De kapel zou de Reformatie niet overleven. Wel vond hier direct na de machtsovername door Van Swieten, op 8 juli 1572, de eerste calvinistische eredienst in Gouda plaats, maar in het najaar van 1572 liep de kapel schade op door vandalisme. In april 1574 liet het stadsbestuur banken vanuit de kapel naar de inmiddels hervormd geworden Sint Janskerk overbrengen: kennelijk had de kapel haar functie voor de eredienst toen verloren. De kapel werd vóór 1585 gesloopt; alleen de toren bleef gehandhaafd (Goudriaan, Gilden, 1996, 55. Van Booma, Rome tot Reformatie, 1989, 47).
Archiefonderzoek heeft aannemelijk gemaakt dat de in 1493 begonnen bouw van de kapel in één campagne werd voltooid (Goudriaan, Gilden, 1996, 152, noot 135). Recent bouwhistorisch onderzoek heeft dit bevestigd (Glaudemans, Vrouwetoren, 1995, 17). In 1494 kochten de kapelmeesters nog een perceel dat als kerkhof diende (Kesper, Rechterlijke Archieven, 1951, nummer 319, folio 170. Geselschap, Vrouwentoren, 1962, 35). De kapel vulde toen aan de Nieuwehaven de gehele ruimte tussen de Springwijkersteeg - die later herdoopt werd tot Vrouwesteeg - en de steeg Slapperdel. Laatstgenoemd steegje liep vanaf een punt in de Springwijkersteeg ten zuiden van de kapel met een knik naar de Nieuwehaven (Matthijs, Oud Kadaster, 1993: Kleiwegstraat, Nieuwehaven en Vrouwesteeg). De zuidelijke begrenzing van het kapelterrein was vermoedelijk het zijltje dat bij de opstelling van het kadastrale minuutplan de achterste begrenzing vormde van de percelen aan de Nieuwehaven. Opvallend is dat zich op dit omvangrijke terrein, dat na de ontmanteling van de kapel plaats bood aan negen huispercelen, vóór de bouw van de kapel slechts drie huizen bevonden, waaronder een boerderij met een ‘berch’, een hooiberg (Geselschap, Vrouwentoren, 1962, 35), een aanwijzing dat aan het eind van de vijftiende eeuw de bouwdichtheid in dit stadsdeel nog betrekkelijk gering was. Toch wordt de Nieuwehaven al in 1365 in de bronnen genoemd en heeft recent archeologisch onderzoek sporen van bewoning langs de gracht vanaf de veertiende eeuw aangetroffen (Kok, Graven, 1997).

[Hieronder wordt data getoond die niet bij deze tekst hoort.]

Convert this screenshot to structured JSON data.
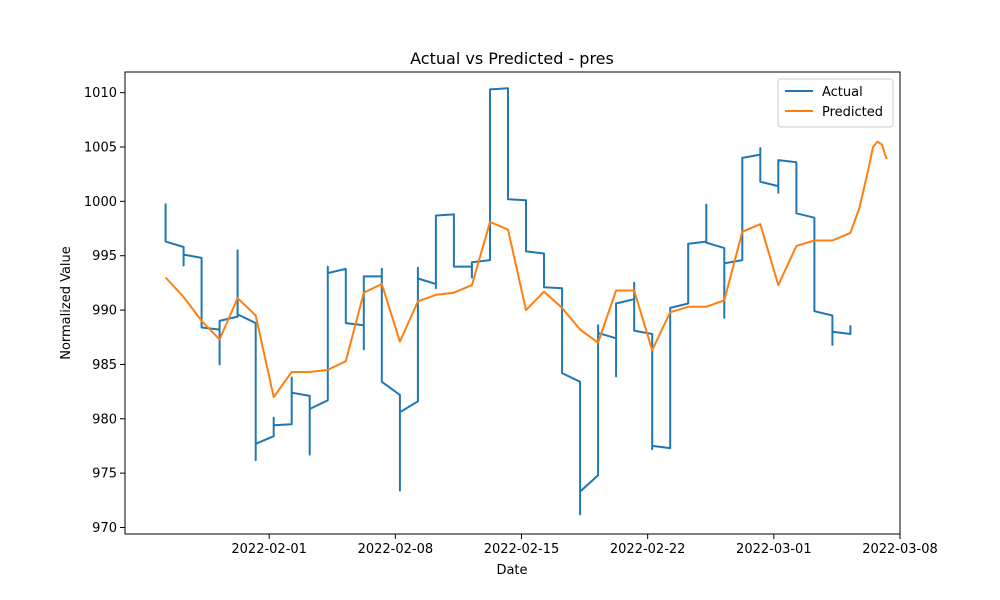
{
  "chart_data": {
    "type": "line",
    "title": "Actual vs Predicted - pres",
    "xlabel": "Date",
    "ylabel": "Normalized Value",
    "xlim": [
      "2022-01-24",
      "2022-03-08"
    ],
    "ylim": [
      969.4,
      1011.9
    ],
    "x_ticks": [
      "2022-02-01",
      "2022-02-08",
      "2022-02-15",
      "2022-02-22",
      "2022-03-01",
      "2022-03-08"
    ],
    "y_ticks": [
      970,
      975,
      980,
      985,
      990,
      995,
      1000,
      1005,
      1010
    ],
    "grid": false,
    "legend": {
      "position": "top-right"
    },
    "series": [
      {
        "name": "Actual",
        "color": "#1f77b4",
        "points": [
          [
            "2022-01-26T06:00",
            999.8
          ],
          [
            "2022-01-26T06:00",
            996.3
          ],
          [
            "2022-01-27T06:00",
            995.8
          ],
          [
            "2022-01-27T06:00",
            994.1
          ],
          [
            "2022-01-27T06:00",
            995.1
          ],
          [
            "2022-01-28T06:00",
            994.8
          ],
          [
            "2022-01-28T06:00",
            988.4
          ],
          [
            "2022-01-29T06:00",
            988.2
          ],
          [
            "2022-01-29T06:00",
            985.0
          ],
          [
            "2022-01-29T06:00",
            989.0
          ],
          [
            "2022-01-30T06:00",
            989.4
          ],
          [
            "2022-01-30T06:00",
            995.5
          ],
          [
            "2022-01-30T06:00",
            989.6
          ],
          [
            "2022-01-31T06:00",
            988.8
          ],
          [
            "2022-01-31T06:00",
            976.2
          ],
          [
            "2022-01-31T06:00",
            977.7
          ],
          [
            "2022-02-01T06:00",
            978.4
          ],
          [
            "2022-02-01T06:00",
            980.1
          ],
          [
            "2022-02-01T06:00",
            979.4
          ],
          [
            "2022-02-02T06:00",
            979.5
          ],
          [
            "2022-02-02T06:00",
            983.8
          ],
          [
            "2022-02-02T06:00",
            982.4
          ],
          [
            "2022-02-03T06:00",
            982.1
          ],
          [
            "2022-02-03T06:00",
            976.7
          ],
          [
            "2022-02-03T06:00",
            980.9
          ],
          [
            "2022-02-04T06:00",
            981.7
          ],
          [
            "2022-02-04T06:00",
            994.0
          ],
          [
            "2022-02-04T06:00",
            993.4
          ],
          [
            "2022-02-05T06:00",
            993.8
          ],
          [
            "2022-02-05T06:00",
            988.8
          ],
          [
            "2022-02-06T06:00",
            988.6
          ],
          [
            "2022-02-06T06:00",
            986.4
          ],
          [
            "2022-02-06T06:00",
            993.1
          ],
          [
            "2022-02-07T06:00",
            993.1
          ],
          [
            "2022-02-07T06:00",
            993.8
          ],
          [
            "2022-02-07T06:00",
            983.4
          ],
          [
            "2022-02-08T06:00",
            982.2
          ],
          [
            "2022-02-08T06:00",
            973.4
          ],
          [
            "2022-02-08T06:00",
            980.6
          ],
          [
            "2022-02-09T06:00",
            981.6
          ],
          [
            "2022-02-09T06:00",
            993.9
          ],
          [
            "2022-02-09T06:00",
            992.9
          ],
          [
            "2022-02-10T06:00",
            992.4
          ],
          [
            "2022-02-10T06:00",
            992.0
          ],
          [
            "2022-02-10T06:00",
            998.7
          ],
          [
            "2022-02-11T06:00",
            998.8
          ],
          [
            "2022-02-11T06:00",
            994.0
          ],
          [
            "2022-02-12T06:00",
            994.0
          ],
          [
            "2022-02-12T06:00",
            993.0
          ],
          [
            "2022-02-12T06:00",
            994.4
          ],
          [
            "2022-02-13T06:00",
            994.6
          ],
          [
            "2022-02-13T06:00",
            1010.3
          ],
          [
            "2022-02-14T06:00",
            1010.4
          ],
          [
            "2022-02-14T06:00",
            1000.2
          ],
          [
            "2022-02-15T06:00",
            1000.1
          ],
          [
            "2022-02-15T06:00",
            995.4
          ],
          [
            "2022-02-16T06:00",
            995.2
          ],
          [
            "2022-02-16T06:00",
            992.1
          ],
          [
            "2022-02-17T06:00",
            992.0
          ],
          [
            "2022-02-17T06:00",
            984.2
          ],
          [
            "2022-02-18T06:00",
            983.4
          ],
          [
            "2022-02-18T06:00",
            971.2
          ],
          [
            "2022-02-18T06:00",
            973.3
          ],
          [
            "2022-02-19T06:00",
            974.8
          ],
          [
            "2022-02-19T06:00",
            988.6
          ],
          [
            "2022-02-19T06:00",
            987.9
          ],
          [
            "2022-02-20T06:00",
            987.4
          ],
          [
            "2022-02-20T06:00",
            983.9
          ],
          [
            "2022-02-20T06:00",
            990.6
          ],
          [
            "2022-02-21T06:00",
            991.0
          ],
          [
            "2022-02-21T06:00",
            992.5
          ],
          [
            "2022-02-21T06:00",
            988.1
          ],
          [
            "2022-02-22T06:00",
            987.8
          ],
          [
            "2022-02-22T06:00",
            977.2
          ],
          [
            "2022-02-22T06:00",
            977.5
          ],
          [
            "2022-02-23T06:00",
            977.3
          ],
          [
            "2022-02-23T06:00",
            990.2
          ],
          [
            "2022-02-24T06:00",
            990.6
          ],
          [
            "2022-02-24T06:00",
            996.1
          ],
          [
            "2022-02-25T06:00",
            996.3
          ],
          [
            "2022-02-25T06:00",
            999.7
          ],
          [
            "2022-02-25T06:00",
            996.2
          ],
          [
            "2022-02-26T06:00",
            995.7
          ],
          [
            "2022-02-26T06:00",
            989.3
          ],
          [
            "2022-02-26T06:00",
            994.3
          ],
          [
            "2022-02-27T06:00",
            994.6
          ],
          [
            "2022-02-27T06:00",
            1004.0
          ],
          [
            "2022-02-28T06:00",
            1004.3
          ],
          [
            "2022-02-28T06:00",
            1004.9
          ],
          [
            "2022-02-28T06:00",
            1001.8
          ],
          [
            "2022-03-01T06:00",
            1001.4
          ],
          [
            "2022-03-01T06:00",
            1000.8
          ],
          [
            "2022-03-01T06:00",
            1003.8
          ],
          [
            "2022-03-02T06:00",
            1003.6
          ],
          [
            "2022-03-02T06:00",
            998.9
          ],
          [
            "2022-03-03T06:00",
            998.5
          ],
          [
            "2022-03-03T06:00",
            989.9
          ],
          [
            "2022-03-04T06:00",
            989.5
          ],
          [
            "2022-03-04T06:00",
            986.8
          ],
          [
            "2022-03-04T06:00",
            988.0
          ],
          [
            "2022-03-05T06:00",
            987.8
          ],
          [
            "2022-03-05T06:00",
            988.6
          ]
        ]
      },
      {
        "name": "Predicted",
        "color": "#ff7f0e",
        "points": [
          [
            "2022-01-26T06:00",
            993.0
          ],
          [
            "2022-01-27T06:00",
            991.2
          ],
          [
            "2022-01-28T06:00",
            989.0
          ],
          [
            "2022-01-29T06:00",
            987.3
          ],
          [
            "2022-01-30T06:00",
            991.1
          ],
          [
            "2022-01-31T06:00",
            989.5
          ],
          [
            "2022-02-01T06:00",
            982.0
          ],
          [
            "2022-02-02T06:00",
            984.3
          ],
          [
            "2022-02-03T06:00",
            984.3
          ],
          [
            "2022-02-04T06:00",
            984.5
          ],
          [
            "2022-02-05T06:00",
            985.3
          ],
          [
            "2022-02-06T06:00",
            991.6
          ],
          [
            "2022-02-07T06:00",
            992.4
          ],
          [
            "2022-02-08T06:00",
            987.1
          ],
          [
            "2022-02-09T06:00",
            990.8
          ],
          [
            "2022-02-10T06:00",
            991.4
          ],
          [
            "2022-02-11T06:00",
            991.6
          ],
          [
            "2022-02-12T06:00",
            992.3
          ],
          [
            "2022-02-13T06:00",
            998.1
          ],
          [
            "2022-02-14T06:00",
            997.4
          ],
          [
            "2022-02-15T06:00",
            990.0
          ],
          [
            "2022-02-16T06:00",
            991.7
          ],
          [
            "2022-02-17T06:00",
            990.2
          ],
          [
            "2022-02-18T06:00",
            988.2
          ],
          [
            "2022-02-19T06:00",
            987.0
          ],
          [
            "2022-02-20T06:00",
            991.8
          ],
          [
            "2022-02-21T06:00",
            991.8
          ],
          [
            "2022-02-22T06:00",
            986.3
          ],
          [
            "2022-02-23T06:00",
            989.8
          ],
          [
            "2022-02-24T06:00",
            990.3
          ],
          [
            "2022-02-25T06:00",
            990.3
          ],
          [
            "2022-02-26T06:00",
            990.9
          ],
          [
            "2022-02-27T06:00",
            997.2
          ],
          [
            "2022-02-28T06:00",
            997.9
          ],
          [
            "2022-03-01T06:00",
            992.3
          ],
          [
            "2022-03-02T06:00",
            995.9
          ],
          [
            "2022-03-03T06:00",
            996.4
          ],
          [
            "2022-03-04T06:00",
            996.4
          ],
          [
            "2022-03-05T06:00",
            997.1
          ],
          [
            "2022-03-05T18:00",
            999.4
          ],
          [
            "2022-03-06T06:00",
            1003.0
          ],
          [
            "2022-03-06T12:00",
            1005.0
          ],
          [
            "2022-03-06T18:00",
            1005.5
          ],
          [
            "2022-03-07T00:00",
            1005.2
          ],
          [
            "2022-03-07T06:00",
            1003.9
          ]
        ]
      }
    ]
  }
}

De Onze Lieve Vrouwekapel stond precies west-oost gericht, met toren en ingang aan de westzijde en het kerkhof achter het koor aan de oostzijde. Ze stond dus onder een schuine hoek op de Nieuwehaven. De overblijvende ruimte werd opgevuld door de al genoemde huisjes. Walvis bericht dat de kapel driebeukig was en dat de nok tot aan de hoogte van de klokkenzolder reikte (Walvis, Beschrijving, 1714, II, 181-182). Bij sloop- en grondwerkzaamheden aan de Vrouwesteeg in 1988 zijn wel stenen van groot formaat te voorschijn gekomen, maar een systematisch onderzoek van de fundamenten is achterwege gebleven (Van Dam, Vrouwesteeg, 1988). Niettemin heeft het in 1994-1995 uitgevoerde bouwhistorische onderzoek bevestigd dat de kapel ook zijbeuken had. Op de vierde verdieping van de binnentoren zijn galmgaten te voorschijn gekomen (Glaudemans, Vrouwetoren, 1995, 9, 16-17). De Onze Lieve Vrouwekapel was dus de meest imposante van alle stadskapellen. Hebben de stichters met deze royale opzet de bedoeling gehad om de weg te effenen voor de vorming van een zelfstandige parochie in dit enigszins afgelegen noordelijke stadsdeel? De aanleg van een kerkhof bij deze kapel, als enige van de stadskapellen, kan ook een aanwijzing in die richting zijn. Op de vraag waarom die ontwikkeling zich dan niet heeft doorgezet is bij de huidige stand van het onderzoek geen antwoord te geven.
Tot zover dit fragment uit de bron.